New cars bounce back
Pent-up demand boosts sales as car dealerships reopen – but reprieve may prove temporary
New car registrations rose in July for the first time this year, new figures from the Society of Motor Manufacturers and Traders (SMMT) reveal.
But the rise may be down to pent-up demand from customers unable to buy cars during the lockdown, rather than a longer-term revival of the automotive sector. Private sales were up 20.4% compared with July 2019, while fleet sales showed an increase of 5.2% by comparison.
The SMMT figures show that new car registrations increased in July by 11.3% year-on-year to 174,887 vehicles as dealerships across the country reopened for their first full month of trading since February.
According to the motor trade organisation, this represents a significant improvement on July last year when the market was hit by a fall in business and consumer confidence.
Doubts about the future
The SMMT warns, however, that while pent-up demand and special offers have led to a reprieve for the sector, overall registrations are down by -41.9% year-to-date and the full year outlook is for a -30% decline in registrations – more than £20 billion of lost sales.
Mike Hawes, SMMT Chief Executive, said: “July’s figures are positive, with a boost from demand pent up from earlier in the year and some attractive offers meaning there are some very good deals to be had. We must be cautious, however, as showrooms have only just fully reopened nationwide and there is still much uncertainty about the future.

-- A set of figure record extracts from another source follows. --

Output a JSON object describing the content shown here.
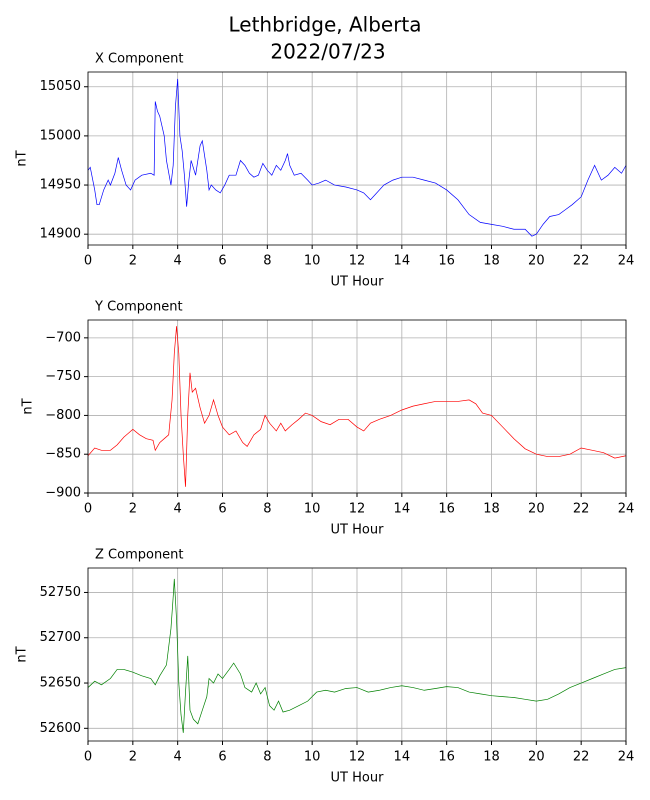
{
  "title": "Lethbridge, Alberta",
  "subtitle": "2022/07/23",
  "chart_data": [
    {
      "type": "line",
      "title": "X Component",
      "xlabel": "UT Hour",
      "ylabel": "nT",
      "color": "#0000ff",
      "grid": true,
      "xlim": [
        0,
        24
      ],
      "xticks": [
        0,
        2,
        4,
        6,
        8,
        10,
        12,
        14,
        16,
        18,
        20,
        22,
        24
      ],
      "ylim": [
        14889,
        15065
      ],
      "yticks": [
        14900,
        14950,
        15000,
        15050
      ],
      "x": [
        0,
        0.1,
        0.3,
        0.4,
        0.5,
        0.7,
        0.9,
        1.0,
        1.2,
        1.35,
        1.5,
        1.7,
        1.9,
        2.1,
        2.4,
        2.8,
        2.95,
        3.0,
        3.1,
        3.2,
        3.4,
        3.5,
        3.7,
        3.8,
        3.9,
        4.0,
        4.1,
        4.2,
        4.3,
        4.4,
        4.5,
        4.6,
        4.8,
        5.0,
        5.1,
        5.3,
        5.4,
        5.5,
        5.7,
        5.9,
        6.1,
        6.3,
        6.6,
        6.8,
        7.0,
        7.2,
        7.4,
        7.6,
        7.8,
        8.0,
        8.2,
        8.4,
        8.6,
        8.8,
        8.9,
        9.0,
        9.2,
        9.5,
        9.8,
        10.0,
        10.3,
        10.6,
        11,
        11.5,
        12,
        12.3,
        12.6,
        12.8,
        13.2,
        13.6,
        14,
        14.5,
        15,
        15.5,
        16,
        16.5,
        17,
        17.5,
        18,
        18.5,
        19,
        19.5,
        19.8,
        20,
        20.3,
        20.6,
        21,
        21.3,
        21.6,
        22,
        22.3,
        22.6,
        22.9,
        23.2,
        23.5,
        23.8,
        24
      ],
      "values": [
        14965,
        14968,
        14945,
        14930,
        14930,
        14945,
        14955,
        14950,
        14962,
        14978,
        14965,
        14950,
        14945,
        14955,
        14960,
        14962,
        14960,
        15035,
        15025,
        15020,
        15000,
        14975,
        14950,
        14970,
        15030,
        15058,
        15000,
        14985,
        14960,
        14928,
        14955,
        14975,
        14960,
        14990,
        14995,
        14965,
        14945,
        14950,
        14945,
        14942,
        14950,
        14960,
        14960,
        14975,
        14970,
        14962,
        14958,
        14960,
        14972,
        14965,
        14960,
        14970,
        14965,
        14975,
        14982,
        14970,
        14960,
        14962,
        14955,
        14950,
        14952,
        14955,
        14950,
        14948,
        14945,
        14942,
        14935,
        14940,
        14950,
        14955,
        14958,
        14958,
        14955,
        14952,
        14945,
        14935,
        14920,
        14912,
        14910,
        14908,
        14905,
        14905,
        14898,
        14900,
        14910,
        14918,
        14920,
        14925,
        14930,
        14938,
        14955,
        14970,
        14955,
        14960,
        14968,
        14962,
        14970
      ]
    },
    {
      "type": "line",
      "title": "Y Component",
      "xlabel": "UT Hour",
      "ylabel": "nT",
      "color": "#ff0000",
      "grid": true,
      "xlim": [
        0,
        24
      ],
      "xticks": [
        0,
        2,
        4,
        6,
        8,
        10,
        12,
        14,
        16,
        18,
        20,
        22,
        24
      ],
      "ylim": [
        -900,
        -677
      ],
      "yticks": [
        {
          "value": -900,
          "label": "−900"
        },
        {
          "value": -850,
          "label": "−850"
        },
        {
          "value": -800,
          "label": "−800"
        },
        {
          "value": -750,
          "label": "−750"
        },
        {
          "value": -700,
          "label": "−700"
        }
      ],
      "x": [
        0,
        0.3,
        0.6,
        1.0,
        1.3,
        1.6,
        2.0,
        2.3,
        2.6,
        2.9,
        3.0,
        3.2,
        3.4,
        3.6,
        3.75,
        3.85,
        3.95,
        4.05,
        4.15,
        4.25,
        4.35,
        4.45,
        4.55,
        4.65,
        4.8,
        5.0,
        5.2,
        5.4,
        5.6,
        5.8,
        6.0,
        6.3,
        6.6,
        6.9,
        7.1,
        7.4,
        7.7,
        7.9,
        8.1,
        8.4,
        8.6,
        8.8,
        9.1,
        9.4,
        9.7,
        10,
        10.4,
        10.8,
        11.2,
        11.6,
        12,
        12.3,
        12.6,
        13,
        13.5,
        14,
        14.5,
        15,
        15.5,
        16,
        16.5,
        17,
        17.3,
        17.6,
        18,
        18.5,
        19,
        19.5,
        20,
        20.5,
        21,
        21.5,
        22,
        22.5,
        23,
        23.5,
        24
      ],
      "values": [
        -852,
        -842,
        -845,
        -845,
        -838,
        -828,
        -818,
        -825,
        -830,
        -832,
        -845,
        -835,
        -830,
        -825,
        -780,
        -720,
        -685,
        -720,
        -800,
        -850,
        -892,
        -800,
        -745,
        -770,
        -765,
        -790,
        -810,
        -800,
        -780,
        -800,
        -815,
        -825,
        -820,
        -835,
        -840,
        -825,
        -818,
        -800,
        -810,
        -820,
        -810,
        -820,
        -812,
        -805,
        -797,
        -800,
        -808,
        -812,
        -805,
        -805,
        -815,
        -820,
        -810,
        -805,
        -800,
        -793,
        -788,
        -785,
        -782,
        -782,
        -782,
        -780,
        -785,
        -797,
        -800,
        -815,
        -830,
        -843,
        -850,
        -853,
        -853,
        -850,
        -842,
        -845,
        -848,
        -855,
        -852
      ]
    },
    {
      "type": "line",
      "title": "Z Component",
      "xlabel": "UT Hour",
      "ylabel": "nT",
      "color": "#008000",
      "grid": true,
      "xlim": [
        0,
        24
      ],
      "xticks": [
        0,
        2,
        4,
        6,
        8,
        10,
        12,
        14,
        16,
        18,
        20,
        22,
        24
      ],
      "ylim": [
        52586,
        52777
      ],
      "yticks": [
        52600,
        52650,
        52700,
        52750
      ],
      "x": [
        0,
        0.3,
        0.6,
        1.0,
        1.3,
        1.6,
        2,
        2.4,
        2.8,
        3.0,
        3.2,
        3.5,
        3.7,
        3.8,
        3.85,
        3.95,
        4.05,
        4.15,
        4.25,
        4.35,
        4.45,
        4.55,
        4.7,
        4.9,
        5.1,
        5.3,
        5.4,
        5.6,
        5.8,
        6.0,
        6.3,
        6.5,
        6.8,
        7.0,
        7.3,
        7.5,
        7.7,
        7.9,
        8.1,
        8.3,
        8.5,
        8.7,
        9.0,
        9.4,
        9.8,
        10.2,
        10.6,
        11,
        11.5,
        12,
        12.5,
        13,
        13.5,
        14,
        14.5,
        15,
        15.5,
        16,
        16.5,
        17,
        17.5,
        18,
        18.5,
        19,
        19.5,
        20,
        20.5,
        21,
        21.5,
        22,
        22.5,
        23,
        23.5,
        24
      ],
      "values": [
        52645,
        52652,
        52648,
        52655,
        52665,
        52665,
        52662,
        52658,
        52655,
        52648,
        52658,
        52670,
        52710,
        52745,
        52765,
        52720,
        52650,
        52615,
        52595,
        52640,
        52680,
        52620,
        52610,
        52605,
        52620,
        52635,
        52655,
        52650,
        52660,
        52655,
        52665,
        52672,
        52660,
        52645,
        52640,
        52650,
        52638,
        52645,
        52625,
        52620,
        52630,
        52618,
        52620,
        52625,
        52630,
        52640,
        52642,
        52640,
        52644,
        52645,
        52640,
        52642,
        52645,
        52647,
        52645,
        52642,
        52644,
        52646,
        52645,
        52640,
        52638,
        52636,
        52635,
        52634,
        52632,
        52630,
        52632,
        52638,
        52645,
        52650,
        52655,
        52660,
        52665,
        52667
      ]
    }
  ]
}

“By the end of September we should have a clearer picture of whether or not this is a long-term trend. Although this month’s figures provide hope, the market remains fragile in the face of possible future spikes and localised lockdowns as well as, sadly, probable job losses across the economy. The next few weeks will be crucial in showing whether or not we are on the road to recovery.”
And the financial effects of the crisis may also affect consumer’s future car choices.
Dan Hutson, head of motor insurance, at comparethemarket.com says:
“The bounce, while great to see, is due to pent up demand from nearly three months of dealership closures. With more people driving to work, to avoid exposure to the virus on all forms of public transport, we may see continued resurgence in demand. Our recent research found that 61% of people expected to drive to work when they return to the office, compared to 34% prior to the coronavirus pandemic. What remains to be seen is whether this demand will result in more positive months of new car registrations, or whether people will favour second hand vehicles as the UK feels the financial effects of the pandemic.”
Plug-in hybrids and battery electric vehicles made up 9.0% of registrations in July, while supermini and lower medium sized family cars were the most popular, accounting for 59.1% of registrations. The top five best-selling cars in July were the Vauxhall Corsa, Ford Fiesta, Ford Focus, Volkswagen Golf and he Mercedes-Benz A-Class.